3. Burn onto a DVD:  to back up using a blank DVD disk you will need a DVD burner.  Most desktop and even laptops will come with a build in DVD burner. If your computer does not have a build in DVD burner it is easy to purchase an external DVD burner from many of the same places you would purchase an external hard-drive from.   Things to look out for when using DVDs to back up your data is that Rewritable DVD disks can only be burned a limited number of times before they become worn.  Always test the DVD back up after burning.  The disadvantages of using DVD disk is that they can become easily damaged or corrupted by simply dropping them or storing them too near some speakers.

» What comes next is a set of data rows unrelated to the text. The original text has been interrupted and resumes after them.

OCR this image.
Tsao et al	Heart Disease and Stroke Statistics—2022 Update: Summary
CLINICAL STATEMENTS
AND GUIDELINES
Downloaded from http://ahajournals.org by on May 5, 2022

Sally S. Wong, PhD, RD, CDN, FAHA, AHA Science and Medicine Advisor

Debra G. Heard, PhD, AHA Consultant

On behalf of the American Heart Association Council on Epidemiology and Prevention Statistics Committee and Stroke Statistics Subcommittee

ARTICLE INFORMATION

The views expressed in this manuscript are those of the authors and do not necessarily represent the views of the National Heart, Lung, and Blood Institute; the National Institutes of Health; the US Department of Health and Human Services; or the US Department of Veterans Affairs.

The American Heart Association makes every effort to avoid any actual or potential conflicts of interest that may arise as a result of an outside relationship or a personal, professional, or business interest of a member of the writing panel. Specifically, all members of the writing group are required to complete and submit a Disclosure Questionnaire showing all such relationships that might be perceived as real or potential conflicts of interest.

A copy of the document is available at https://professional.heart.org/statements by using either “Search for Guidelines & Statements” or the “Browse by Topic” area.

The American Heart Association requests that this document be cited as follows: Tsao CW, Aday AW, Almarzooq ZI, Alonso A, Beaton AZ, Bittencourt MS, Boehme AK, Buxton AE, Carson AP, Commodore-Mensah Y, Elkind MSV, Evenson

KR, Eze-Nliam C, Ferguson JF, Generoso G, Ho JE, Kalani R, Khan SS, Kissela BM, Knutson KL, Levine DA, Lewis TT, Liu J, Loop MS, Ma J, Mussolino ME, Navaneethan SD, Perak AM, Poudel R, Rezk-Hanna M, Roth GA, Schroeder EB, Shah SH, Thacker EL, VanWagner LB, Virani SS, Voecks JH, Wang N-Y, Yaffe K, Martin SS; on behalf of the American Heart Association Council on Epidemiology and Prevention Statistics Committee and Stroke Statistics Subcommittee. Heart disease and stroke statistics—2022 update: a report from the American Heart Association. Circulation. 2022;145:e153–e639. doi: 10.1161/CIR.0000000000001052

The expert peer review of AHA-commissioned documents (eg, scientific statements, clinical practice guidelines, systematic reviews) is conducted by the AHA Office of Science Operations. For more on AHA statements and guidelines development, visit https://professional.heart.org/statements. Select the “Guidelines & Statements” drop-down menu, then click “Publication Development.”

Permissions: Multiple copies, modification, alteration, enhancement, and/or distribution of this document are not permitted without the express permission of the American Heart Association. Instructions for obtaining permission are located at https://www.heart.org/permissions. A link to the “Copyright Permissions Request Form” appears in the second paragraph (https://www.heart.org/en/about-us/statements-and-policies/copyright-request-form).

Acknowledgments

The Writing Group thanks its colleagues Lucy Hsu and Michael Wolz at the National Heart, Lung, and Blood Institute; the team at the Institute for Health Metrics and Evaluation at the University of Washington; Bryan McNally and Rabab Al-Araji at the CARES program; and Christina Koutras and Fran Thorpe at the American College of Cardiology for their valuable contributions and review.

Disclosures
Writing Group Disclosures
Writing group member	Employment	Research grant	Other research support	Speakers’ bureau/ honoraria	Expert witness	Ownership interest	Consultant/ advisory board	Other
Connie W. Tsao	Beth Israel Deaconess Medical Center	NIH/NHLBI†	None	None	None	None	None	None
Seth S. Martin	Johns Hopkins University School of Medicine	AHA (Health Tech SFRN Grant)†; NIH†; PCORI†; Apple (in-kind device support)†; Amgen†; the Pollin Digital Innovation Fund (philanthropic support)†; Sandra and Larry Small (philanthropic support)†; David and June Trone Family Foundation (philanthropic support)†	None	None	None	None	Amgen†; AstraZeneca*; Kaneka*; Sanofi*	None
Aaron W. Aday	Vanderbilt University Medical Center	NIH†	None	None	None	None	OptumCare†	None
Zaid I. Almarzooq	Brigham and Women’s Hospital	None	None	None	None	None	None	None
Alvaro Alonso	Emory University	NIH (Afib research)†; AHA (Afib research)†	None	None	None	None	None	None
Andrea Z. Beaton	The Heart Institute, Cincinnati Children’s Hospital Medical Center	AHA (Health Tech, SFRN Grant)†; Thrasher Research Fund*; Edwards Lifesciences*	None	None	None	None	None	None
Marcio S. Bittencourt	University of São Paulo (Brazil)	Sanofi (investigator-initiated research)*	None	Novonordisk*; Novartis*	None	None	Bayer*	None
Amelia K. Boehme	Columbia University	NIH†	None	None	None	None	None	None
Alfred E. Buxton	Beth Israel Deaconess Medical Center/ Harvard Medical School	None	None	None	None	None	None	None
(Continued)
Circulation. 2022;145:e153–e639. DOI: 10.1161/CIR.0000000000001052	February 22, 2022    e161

The main lesson from this post is to backup your data regularly.  Just storing your files in a different location than your operating systems isn’t always enough, you need to create regular backups of your data.  No system is fool-proof as even your backup is subject to failure, DVDs get scratched, Hard-drives get dropped and USB keys get erased.  Sometimes to increase your odds of retrieving a file is to have a second backup of it, ( this is aimed especially towards students with final thesis or projects on USB keys).

The fastest way a computer or hard-drive can get a virus is by opening unknowing email attachments.  A good tip is even if your certain the email attachment don,t contain a virus you can still lose data if the document has the same name as one on your hard-drive and your email software saves attachments to the same folder your new file will overwrite the file already there.  In other words think twice before you save an email attachment on your hard-drive, at least make sure its going to an unique location.

In Conclusion if the documents are that important:

4. Keep hard-copies of your documents: it won,t stop you from having to type and format the document again but at least it will ensure you have the contents of the file, and that is better than having nothing at all.